Proposition 1: Let $X$ and $Y$ be Banach spaces and let $T : X \to Y$ be a bounded linear operator. Then $T^* : Y^* \to X^*$ is a bounded linear operator and $\| T^* \| = \| T \|$. |

**Proof:**For each $f \in Y^*$ we have that:

\begin{align} \quad \| T^*(f) \| = \| f \circ T \| \overset{(*)} \leq \| f \| \| T \| = \| T \| \| f \| \end{align}

- Where the inequality at $(*)$ comes from the fact that $f$ is a bounded linear functional on $X$ and $T$ is a bounded linear operator on $X$. Thus $\| T^* \| \leq \| T \|$.

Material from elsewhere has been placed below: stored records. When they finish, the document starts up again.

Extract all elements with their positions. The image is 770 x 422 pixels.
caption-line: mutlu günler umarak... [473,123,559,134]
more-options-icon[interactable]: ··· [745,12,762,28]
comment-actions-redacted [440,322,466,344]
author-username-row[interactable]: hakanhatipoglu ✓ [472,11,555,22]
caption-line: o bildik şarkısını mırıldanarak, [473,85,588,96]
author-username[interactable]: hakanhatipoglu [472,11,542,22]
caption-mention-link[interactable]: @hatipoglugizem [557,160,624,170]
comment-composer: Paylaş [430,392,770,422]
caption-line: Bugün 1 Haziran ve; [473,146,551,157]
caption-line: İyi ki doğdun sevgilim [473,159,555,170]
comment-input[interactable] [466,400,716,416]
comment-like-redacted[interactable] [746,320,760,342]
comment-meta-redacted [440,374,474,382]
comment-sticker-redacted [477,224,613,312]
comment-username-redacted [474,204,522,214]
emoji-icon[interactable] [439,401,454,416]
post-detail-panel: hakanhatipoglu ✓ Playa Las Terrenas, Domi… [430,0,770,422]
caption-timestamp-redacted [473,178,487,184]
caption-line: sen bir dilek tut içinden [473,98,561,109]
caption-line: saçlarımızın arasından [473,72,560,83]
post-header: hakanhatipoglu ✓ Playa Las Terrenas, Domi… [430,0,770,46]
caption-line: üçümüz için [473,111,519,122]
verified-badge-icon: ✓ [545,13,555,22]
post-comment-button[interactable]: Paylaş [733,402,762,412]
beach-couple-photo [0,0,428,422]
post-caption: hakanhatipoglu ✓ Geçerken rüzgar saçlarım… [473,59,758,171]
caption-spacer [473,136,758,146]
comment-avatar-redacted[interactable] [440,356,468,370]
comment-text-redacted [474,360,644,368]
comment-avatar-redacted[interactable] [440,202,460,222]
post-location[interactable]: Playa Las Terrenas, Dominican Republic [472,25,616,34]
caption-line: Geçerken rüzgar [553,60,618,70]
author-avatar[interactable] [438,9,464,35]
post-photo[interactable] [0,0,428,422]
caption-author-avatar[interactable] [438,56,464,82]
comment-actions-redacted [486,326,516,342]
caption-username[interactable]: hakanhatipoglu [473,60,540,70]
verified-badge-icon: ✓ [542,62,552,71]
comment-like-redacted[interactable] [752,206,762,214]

- For the reverse inequality, let $x_0 \in X$ with $\| x_0 \| = 1$. By one of the corollaries on the Corollaries to the Hahn-Banach Theorem page we have that for the point $T(x_0) \in Y$ there exists an $f_0 \in Y^*$ with $\| f_0 \| = 1$ such that $f_0(T(x_0)) = \| T(x_0) \|$. Therefore:

\begin{align} \quad \| T^* \| = \sup_{f \in Y^*,\| f \| = 1} \| T^*(f) \| \geq \| T*(f_0) \| = \| f_0 \circ T \| = \sup_{x \in X, \| x \| = 1} |(f_0 \circ T)(x)| \geq |(f_0 \circ T)(x_0)| = \| T(x_0) \| \end{align}

- So for every $x_0 \in X$ with $\| x_0 \| = 1$ we have that $\| T(x_0) \| \leq \| T^* \|$. So given any $x \in X$ with $x \neq 0$, consider the point $\frac{x}{\| x \|}$. It has norm $1$ and so:

\begin{align} \quad \left \| T \left ( \frac{x}{\| x \|} \right ) \right \| \leq \| T^* \| \end{align}

- Hence for all $x \in X$ with $x \neq 0$:

\begin{align} \quad \| T(x) \| \leq \| T^* \| \| x \| \end{align}

- And of course the above inequality also holds if $x = 0$. Thus $\| T \| \leq \| T^* \|$. Hence $\| T \| = \| T^* \|$. $\blacksquare$